It's a dog’s breakfast. That’s how Bruce Gordon, chairman of Horizons Regional Council (HRC) in the lower North Island is describing the One Plan as it’s been handed to them by the Environment Court.
The report, presented to regional councillors last week, comes after three months of analysis by council staff into the implications of the decision by the Environment Court on how the One Plan must be implemented.
The court’s ruling followed an appeal by Fish and Game and the Environmental Defence Society about how HRC was implementing the plan. The court sharply criticised the council and set a series of tough new requirements it had to meet.
But the HRC has been trying to see how it can implement the One Plan as per the courts ruling and it seems this is nigh impossible, meaning farmers face huge uncertainty about the economic viability of their operations under the new consent regime.
The report, which focuses on dairy farms, says that the way the council is now being forced to operate means that a significant number of existing farms are unlikely to be able to meet the One Plan’s nitrogen-reduction requirements while remaining economically viable.
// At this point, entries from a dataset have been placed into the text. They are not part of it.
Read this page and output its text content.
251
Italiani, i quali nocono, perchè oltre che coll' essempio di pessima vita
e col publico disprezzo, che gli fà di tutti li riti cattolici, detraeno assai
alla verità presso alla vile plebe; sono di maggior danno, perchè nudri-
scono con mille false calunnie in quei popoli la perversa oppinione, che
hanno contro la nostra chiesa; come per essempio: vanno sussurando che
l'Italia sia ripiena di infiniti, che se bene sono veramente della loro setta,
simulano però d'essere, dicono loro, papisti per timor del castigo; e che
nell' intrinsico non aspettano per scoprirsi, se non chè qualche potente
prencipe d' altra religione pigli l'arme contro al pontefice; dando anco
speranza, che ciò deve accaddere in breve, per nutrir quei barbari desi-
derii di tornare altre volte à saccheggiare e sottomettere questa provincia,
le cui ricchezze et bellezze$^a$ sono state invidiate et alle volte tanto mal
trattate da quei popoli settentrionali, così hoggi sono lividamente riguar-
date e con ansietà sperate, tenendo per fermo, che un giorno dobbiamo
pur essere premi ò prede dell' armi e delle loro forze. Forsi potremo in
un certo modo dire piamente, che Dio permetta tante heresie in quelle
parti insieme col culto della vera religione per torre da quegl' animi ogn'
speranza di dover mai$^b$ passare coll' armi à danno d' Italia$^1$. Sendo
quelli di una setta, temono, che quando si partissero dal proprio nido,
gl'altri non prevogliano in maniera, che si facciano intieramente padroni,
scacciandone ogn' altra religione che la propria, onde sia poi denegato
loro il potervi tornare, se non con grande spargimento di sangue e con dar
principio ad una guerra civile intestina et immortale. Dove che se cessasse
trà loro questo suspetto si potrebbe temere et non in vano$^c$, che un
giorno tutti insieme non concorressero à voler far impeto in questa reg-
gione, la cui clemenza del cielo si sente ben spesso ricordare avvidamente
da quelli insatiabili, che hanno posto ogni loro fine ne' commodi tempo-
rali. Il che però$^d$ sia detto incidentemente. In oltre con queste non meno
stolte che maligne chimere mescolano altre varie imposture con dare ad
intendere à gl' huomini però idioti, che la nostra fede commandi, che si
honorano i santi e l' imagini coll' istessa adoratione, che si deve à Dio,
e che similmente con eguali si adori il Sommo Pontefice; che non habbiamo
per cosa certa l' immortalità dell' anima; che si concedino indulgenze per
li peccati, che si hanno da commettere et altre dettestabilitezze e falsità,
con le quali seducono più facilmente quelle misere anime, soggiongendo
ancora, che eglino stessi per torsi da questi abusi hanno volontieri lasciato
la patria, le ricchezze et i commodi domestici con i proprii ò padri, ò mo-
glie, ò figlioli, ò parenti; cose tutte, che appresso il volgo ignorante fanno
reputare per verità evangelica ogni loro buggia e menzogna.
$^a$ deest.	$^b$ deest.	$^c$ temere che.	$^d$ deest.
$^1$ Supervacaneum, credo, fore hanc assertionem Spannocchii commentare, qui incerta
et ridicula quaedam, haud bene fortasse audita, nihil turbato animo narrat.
The report contains a table which shows that in meeting the new requirements of the One Plan the profitability of some dairy farms in the Tararua District would drop 24-61%, and arable properties in the Rangitikei District will drop by up to 64%.
The HRC says low intensity dairy farms and arable farms would struggle to survive and would have to implement systemic changes to meet leaching targets. Ironically it notes that intensive systems which use herd barns are less likely to suffer financial problems.
One of the main stumbling blocks for farmers applying for consents under the new regime is meeting a requirement to accurately assess what impact any nitrogen leached from their farm will have on the total leached in the catchment. This is known cumulative effect and the applicant for the consent has to prove this to the HRC.
The report notes that while a legal pathway for doing this may exist, in practice it believes it will be very difficult to achieve.
Applicants will have to provide more information for their consents than in the past and the costs for restricted discretionary consents will likely require the involvement of more technical experts such as planners, farm consultants and scientists. The effect of this, the report concludes, is that a consent could cost $20,000 to $30,000 and more if it had to be notified.
A report by one of the consultants hired by HRC to review the court decisions, Dr Terry Parminter, suggests that many farms will not survive the magnitude and pace of change the One Plan requires.
Finally the report concludes what many had expected -- that a plan change is unavoidable. Such a move could take years, millions more dollars and leave dairy farmers in a limbo and reduce the economic contribution the primary sector makes to the region.
Even if the council decides to try to work its way through what the court has decreed, it says this will take at least 12 months and will not be straightforward.